The reasons and other takeaways

So what exactly is driving the reduction?

Campbell’s research found that police agencies in communities where protests occurred were more likely to obtain body-worn cameras and expand community policing policies.

The data shows “pretty clearly that places with protests are getting the body cameras or are more likely to get body cameras to actually reduce use of force and to improve community perceptions of the police,” Campbell said.


He also points to the relevance of the so-called “Ferguson Effect”: the concept that publicized police scandals lead to lower morale in police departments and a simultaneous increase in some crimes and a decline in low-level arrests.

“I find that fewer property crimes, but more murders, are reported to agencies with local protests, while the share of total property crimes cleared by arrest abruptly falls,” Campbell wrote.

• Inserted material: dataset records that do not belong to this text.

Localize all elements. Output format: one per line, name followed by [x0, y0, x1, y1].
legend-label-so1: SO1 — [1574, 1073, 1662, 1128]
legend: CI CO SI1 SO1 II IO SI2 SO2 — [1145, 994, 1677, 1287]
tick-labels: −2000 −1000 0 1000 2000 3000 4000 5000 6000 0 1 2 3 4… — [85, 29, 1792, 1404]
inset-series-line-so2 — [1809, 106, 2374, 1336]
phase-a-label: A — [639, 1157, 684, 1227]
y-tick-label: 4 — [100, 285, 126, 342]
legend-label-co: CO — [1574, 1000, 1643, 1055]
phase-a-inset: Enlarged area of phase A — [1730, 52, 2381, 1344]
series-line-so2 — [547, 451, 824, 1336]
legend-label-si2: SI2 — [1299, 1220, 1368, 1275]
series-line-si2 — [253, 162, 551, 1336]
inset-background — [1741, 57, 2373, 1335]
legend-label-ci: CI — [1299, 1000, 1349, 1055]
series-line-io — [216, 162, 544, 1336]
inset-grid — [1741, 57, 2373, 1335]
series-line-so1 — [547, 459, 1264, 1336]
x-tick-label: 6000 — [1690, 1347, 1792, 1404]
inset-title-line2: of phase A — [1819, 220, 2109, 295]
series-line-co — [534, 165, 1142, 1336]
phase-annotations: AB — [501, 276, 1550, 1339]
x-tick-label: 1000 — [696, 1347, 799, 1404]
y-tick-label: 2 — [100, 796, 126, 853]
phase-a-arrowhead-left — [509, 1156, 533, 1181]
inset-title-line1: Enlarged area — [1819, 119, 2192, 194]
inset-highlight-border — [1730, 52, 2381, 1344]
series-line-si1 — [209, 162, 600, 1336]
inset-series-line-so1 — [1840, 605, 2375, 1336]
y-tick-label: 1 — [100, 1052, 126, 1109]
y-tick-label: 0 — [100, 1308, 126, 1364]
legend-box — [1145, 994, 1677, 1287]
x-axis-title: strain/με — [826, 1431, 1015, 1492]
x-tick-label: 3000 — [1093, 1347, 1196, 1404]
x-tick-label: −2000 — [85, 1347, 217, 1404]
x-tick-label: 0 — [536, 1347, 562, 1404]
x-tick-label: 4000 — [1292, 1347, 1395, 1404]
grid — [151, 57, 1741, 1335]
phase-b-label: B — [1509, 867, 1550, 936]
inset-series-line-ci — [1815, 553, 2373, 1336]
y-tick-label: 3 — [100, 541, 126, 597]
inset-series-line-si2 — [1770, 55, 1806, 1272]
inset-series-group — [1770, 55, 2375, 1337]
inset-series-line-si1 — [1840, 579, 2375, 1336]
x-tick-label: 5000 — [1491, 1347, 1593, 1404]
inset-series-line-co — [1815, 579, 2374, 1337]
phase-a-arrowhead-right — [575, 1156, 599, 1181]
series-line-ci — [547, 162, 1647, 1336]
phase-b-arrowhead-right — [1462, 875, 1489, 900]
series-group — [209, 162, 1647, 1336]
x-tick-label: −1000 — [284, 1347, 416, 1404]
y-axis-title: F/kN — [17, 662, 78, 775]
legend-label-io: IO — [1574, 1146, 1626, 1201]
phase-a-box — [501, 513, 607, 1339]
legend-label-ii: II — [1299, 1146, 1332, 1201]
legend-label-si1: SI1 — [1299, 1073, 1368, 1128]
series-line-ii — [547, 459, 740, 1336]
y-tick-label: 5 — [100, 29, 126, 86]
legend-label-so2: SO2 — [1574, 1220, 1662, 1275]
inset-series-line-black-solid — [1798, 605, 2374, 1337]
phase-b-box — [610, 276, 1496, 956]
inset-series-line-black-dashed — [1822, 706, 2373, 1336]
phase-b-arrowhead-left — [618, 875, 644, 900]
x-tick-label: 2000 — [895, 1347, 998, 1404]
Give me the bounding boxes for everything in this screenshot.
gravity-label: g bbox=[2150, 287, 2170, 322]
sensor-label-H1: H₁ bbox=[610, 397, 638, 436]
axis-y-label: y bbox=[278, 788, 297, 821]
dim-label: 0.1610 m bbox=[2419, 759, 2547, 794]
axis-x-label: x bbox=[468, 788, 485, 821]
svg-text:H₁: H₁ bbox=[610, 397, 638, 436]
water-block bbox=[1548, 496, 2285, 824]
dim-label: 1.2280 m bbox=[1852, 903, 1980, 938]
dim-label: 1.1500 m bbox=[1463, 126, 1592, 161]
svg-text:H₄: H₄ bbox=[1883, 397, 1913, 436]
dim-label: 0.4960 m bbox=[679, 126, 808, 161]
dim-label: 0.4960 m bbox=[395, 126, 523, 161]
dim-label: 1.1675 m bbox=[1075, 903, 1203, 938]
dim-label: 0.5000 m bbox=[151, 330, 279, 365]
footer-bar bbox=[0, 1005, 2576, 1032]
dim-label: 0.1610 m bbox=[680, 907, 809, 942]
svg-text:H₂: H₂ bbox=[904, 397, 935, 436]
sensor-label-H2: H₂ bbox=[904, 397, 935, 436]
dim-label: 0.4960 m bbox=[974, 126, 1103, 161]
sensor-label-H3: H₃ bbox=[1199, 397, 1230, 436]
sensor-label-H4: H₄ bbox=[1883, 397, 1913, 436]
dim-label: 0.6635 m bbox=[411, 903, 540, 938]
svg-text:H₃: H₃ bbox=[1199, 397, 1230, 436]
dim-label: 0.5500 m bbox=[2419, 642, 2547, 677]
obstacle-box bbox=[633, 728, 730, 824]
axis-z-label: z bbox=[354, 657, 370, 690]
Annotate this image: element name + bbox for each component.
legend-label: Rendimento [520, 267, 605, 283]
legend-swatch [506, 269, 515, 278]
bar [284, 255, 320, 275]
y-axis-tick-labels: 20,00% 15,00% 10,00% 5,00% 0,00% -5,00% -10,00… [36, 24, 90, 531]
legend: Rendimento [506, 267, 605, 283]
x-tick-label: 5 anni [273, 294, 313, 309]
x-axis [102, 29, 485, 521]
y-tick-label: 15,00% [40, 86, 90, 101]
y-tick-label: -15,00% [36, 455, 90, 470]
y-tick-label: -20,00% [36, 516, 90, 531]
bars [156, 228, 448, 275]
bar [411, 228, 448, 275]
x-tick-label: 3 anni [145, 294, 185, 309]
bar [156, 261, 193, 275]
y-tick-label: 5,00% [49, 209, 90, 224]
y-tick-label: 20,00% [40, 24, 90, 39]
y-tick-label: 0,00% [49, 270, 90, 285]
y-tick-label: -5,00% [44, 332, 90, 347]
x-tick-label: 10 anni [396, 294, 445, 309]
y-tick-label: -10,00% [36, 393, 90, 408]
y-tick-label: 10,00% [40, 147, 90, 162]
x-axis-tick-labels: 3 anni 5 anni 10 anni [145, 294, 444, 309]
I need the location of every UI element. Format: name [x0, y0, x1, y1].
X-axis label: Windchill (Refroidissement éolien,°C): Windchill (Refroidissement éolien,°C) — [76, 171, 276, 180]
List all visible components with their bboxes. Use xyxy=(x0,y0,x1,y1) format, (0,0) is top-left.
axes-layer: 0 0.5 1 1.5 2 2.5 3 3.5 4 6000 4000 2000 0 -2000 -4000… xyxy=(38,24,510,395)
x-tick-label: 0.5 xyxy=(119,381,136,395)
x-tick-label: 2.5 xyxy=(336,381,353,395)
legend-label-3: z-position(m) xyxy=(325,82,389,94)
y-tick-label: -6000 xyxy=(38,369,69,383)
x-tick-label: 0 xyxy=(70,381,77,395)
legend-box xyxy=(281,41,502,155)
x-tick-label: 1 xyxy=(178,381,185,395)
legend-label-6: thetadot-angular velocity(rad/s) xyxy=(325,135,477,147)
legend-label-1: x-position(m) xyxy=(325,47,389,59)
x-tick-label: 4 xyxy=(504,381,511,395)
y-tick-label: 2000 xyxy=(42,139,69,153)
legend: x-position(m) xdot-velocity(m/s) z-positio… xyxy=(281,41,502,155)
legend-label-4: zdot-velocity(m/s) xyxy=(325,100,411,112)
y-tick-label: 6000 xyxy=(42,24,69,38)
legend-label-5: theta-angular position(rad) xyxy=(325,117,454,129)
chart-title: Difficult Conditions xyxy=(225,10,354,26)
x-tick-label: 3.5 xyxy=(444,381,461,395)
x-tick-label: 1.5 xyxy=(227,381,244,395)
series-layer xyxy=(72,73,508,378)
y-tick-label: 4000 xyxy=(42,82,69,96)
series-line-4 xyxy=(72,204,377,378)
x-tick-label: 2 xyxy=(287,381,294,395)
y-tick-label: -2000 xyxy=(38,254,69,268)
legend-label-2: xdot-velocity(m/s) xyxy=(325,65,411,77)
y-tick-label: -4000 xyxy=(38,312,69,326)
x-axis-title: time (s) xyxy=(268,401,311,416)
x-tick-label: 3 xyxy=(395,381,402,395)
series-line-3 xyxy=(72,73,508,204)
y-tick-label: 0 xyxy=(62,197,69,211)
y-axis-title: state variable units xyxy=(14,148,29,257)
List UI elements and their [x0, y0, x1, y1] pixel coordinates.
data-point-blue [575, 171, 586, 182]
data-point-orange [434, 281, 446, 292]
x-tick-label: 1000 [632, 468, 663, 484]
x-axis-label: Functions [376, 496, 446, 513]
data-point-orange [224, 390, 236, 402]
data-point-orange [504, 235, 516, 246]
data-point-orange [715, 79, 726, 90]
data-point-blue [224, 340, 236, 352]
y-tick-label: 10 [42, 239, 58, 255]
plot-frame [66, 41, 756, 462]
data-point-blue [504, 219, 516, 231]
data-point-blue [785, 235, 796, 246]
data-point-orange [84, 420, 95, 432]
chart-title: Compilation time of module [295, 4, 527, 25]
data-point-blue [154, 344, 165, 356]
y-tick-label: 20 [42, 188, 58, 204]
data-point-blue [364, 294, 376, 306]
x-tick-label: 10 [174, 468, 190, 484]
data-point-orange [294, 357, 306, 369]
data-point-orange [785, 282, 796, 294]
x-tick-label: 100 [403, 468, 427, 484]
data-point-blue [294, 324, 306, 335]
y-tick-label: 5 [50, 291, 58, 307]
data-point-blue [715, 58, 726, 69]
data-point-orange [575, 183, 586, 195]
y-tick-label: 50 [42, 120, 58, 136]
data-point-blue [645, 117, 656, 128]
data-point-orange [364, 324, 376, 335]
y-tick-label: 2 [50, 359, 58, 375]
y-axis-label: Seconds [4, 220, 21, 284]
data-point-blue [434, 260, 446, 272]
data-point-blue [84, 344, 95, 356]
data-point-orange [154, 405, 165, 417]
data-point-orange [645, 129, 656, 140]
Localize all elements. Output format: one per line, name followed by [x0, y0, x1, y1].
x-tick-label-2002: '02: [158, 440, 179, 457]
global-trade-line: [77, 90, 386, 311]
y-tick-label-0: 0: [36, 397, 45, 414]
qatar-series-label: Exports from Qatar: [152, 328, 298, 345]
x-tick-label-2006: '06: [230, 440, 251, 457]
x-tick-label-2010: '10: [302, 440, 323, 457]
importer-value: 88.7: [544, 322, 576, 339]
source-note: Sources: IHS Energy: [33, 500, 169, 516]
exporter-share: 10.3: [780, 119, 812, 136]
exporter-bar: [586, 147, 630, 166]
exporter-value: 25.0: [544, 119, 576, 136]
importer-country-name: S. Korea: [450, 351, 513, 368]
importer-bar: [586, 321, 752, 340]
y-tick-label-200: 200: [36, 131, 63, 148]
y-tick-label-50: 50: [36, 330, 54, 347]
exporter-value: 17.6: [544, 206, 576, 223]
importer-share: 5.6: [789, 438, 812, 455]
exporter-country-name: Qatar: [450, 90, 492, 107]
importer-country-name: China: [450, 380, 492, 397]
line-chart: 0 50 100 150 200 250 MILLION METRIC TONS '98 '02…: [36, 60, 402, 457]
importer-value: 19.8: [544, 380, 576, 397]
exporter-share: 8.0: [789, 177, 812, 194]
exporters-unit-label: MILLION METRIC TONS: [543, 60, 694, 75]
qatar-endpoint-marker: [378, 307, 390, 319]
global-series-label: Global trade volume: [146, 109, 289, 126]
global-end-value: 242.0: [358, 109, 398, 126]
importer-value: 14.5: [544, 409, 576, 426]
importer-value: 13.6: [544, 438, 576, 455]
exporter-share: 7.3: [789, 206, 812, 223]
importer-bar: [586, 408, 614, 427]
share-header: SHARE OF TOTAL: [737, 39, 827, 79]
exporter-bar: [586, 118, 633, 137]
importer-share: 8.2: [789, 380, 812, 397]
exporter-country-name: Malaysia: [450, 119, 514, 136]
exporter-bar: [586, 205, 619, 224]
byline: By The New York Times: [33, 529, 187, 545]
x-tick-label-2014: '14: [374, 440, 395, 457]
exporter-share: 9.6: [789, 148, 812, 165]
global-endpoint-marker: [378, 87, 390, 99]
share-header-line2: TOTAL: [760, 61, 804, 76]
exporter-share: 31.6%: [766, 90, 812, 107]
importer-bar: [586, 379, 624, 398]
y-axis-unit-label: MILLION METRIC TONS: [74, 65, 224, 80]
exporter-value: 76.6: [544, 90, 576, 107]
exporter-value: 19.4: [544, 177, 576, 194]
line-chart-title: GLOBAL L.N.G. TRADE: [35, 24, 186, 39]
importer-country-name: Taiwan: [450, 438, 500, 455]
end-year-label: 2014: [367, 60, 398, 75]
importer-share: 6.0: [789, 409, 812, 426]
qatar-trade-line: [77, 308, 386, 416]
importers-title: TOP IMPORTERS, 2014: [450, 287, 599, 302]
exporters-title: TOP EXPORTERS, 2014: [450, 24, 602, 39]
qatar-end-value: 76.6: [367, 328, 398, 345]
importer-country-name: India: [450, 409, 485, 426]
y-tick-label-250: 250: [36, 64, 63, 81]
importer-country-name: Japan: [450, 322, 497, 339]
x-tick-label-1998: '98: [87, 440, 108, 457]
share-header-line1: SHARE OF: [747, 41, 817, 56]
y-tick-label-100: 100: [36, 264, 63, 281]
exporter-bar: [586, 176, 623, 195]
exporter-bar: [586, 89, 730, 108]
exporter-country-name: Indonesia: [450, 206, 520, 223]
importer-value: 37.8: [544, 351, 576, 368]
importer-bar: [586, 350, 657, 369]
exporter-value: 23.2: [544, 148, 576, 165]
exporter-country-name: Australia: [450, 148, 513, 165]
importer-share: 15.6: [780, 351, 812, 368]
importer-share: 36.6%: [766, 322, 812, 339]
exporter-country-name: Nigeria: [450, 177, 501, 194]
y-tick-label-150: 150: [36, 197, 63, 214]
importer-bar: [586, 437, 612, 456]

Notably, Campbell said civilian homicides appear to increase by approximately 10 percent in cities that have Black Lives Matter protests.

“This is pretty contradictory, right? How could overall crime increase yet reported property crimes are falling?” Campbell said. “This is consistent with the idea that following the protests, for whatever reason, the community becomes less willing to report low-level crimes to the police.”


On the police side, there appears to be fewer arrests made for reported crimes in cities where demonstrations take place, according to Campbell.

“The ‘Ferguson Effect’ would lead to less civilian-police interactions, which may be responsible for less police homicide,” he said. “So it’s a much bleaker explanation, but it’s probably a combination of all three and more things.”

Campbell said his research also suggests that the changes are indeed spurred by public demonstration, not widespread videos of police interactions that circulate online and in the news media.

“One might be worried that it’s not actually these protests, it’s a viral video, that’s creating these changes,” he said. “But the results hold when you’re looking at places that don’t have viral videos and have protests, whereas places with only video recordings, but no protests, the results don’t hold.”


As for the future, Campbell said the impact of the Black Lives Matter protests only appears to be growing as time goes on. While he didn’t include data from 2020 in this study, he still plans to take a closer look at data from that year as well.

It’s “very possible” there could be a measurable impact following the murder of George Floyd by Minneapolis Police Officer Derek Chauvin last year, Campbell said.

“I do think it’s likely that these trends are continuing,” he said.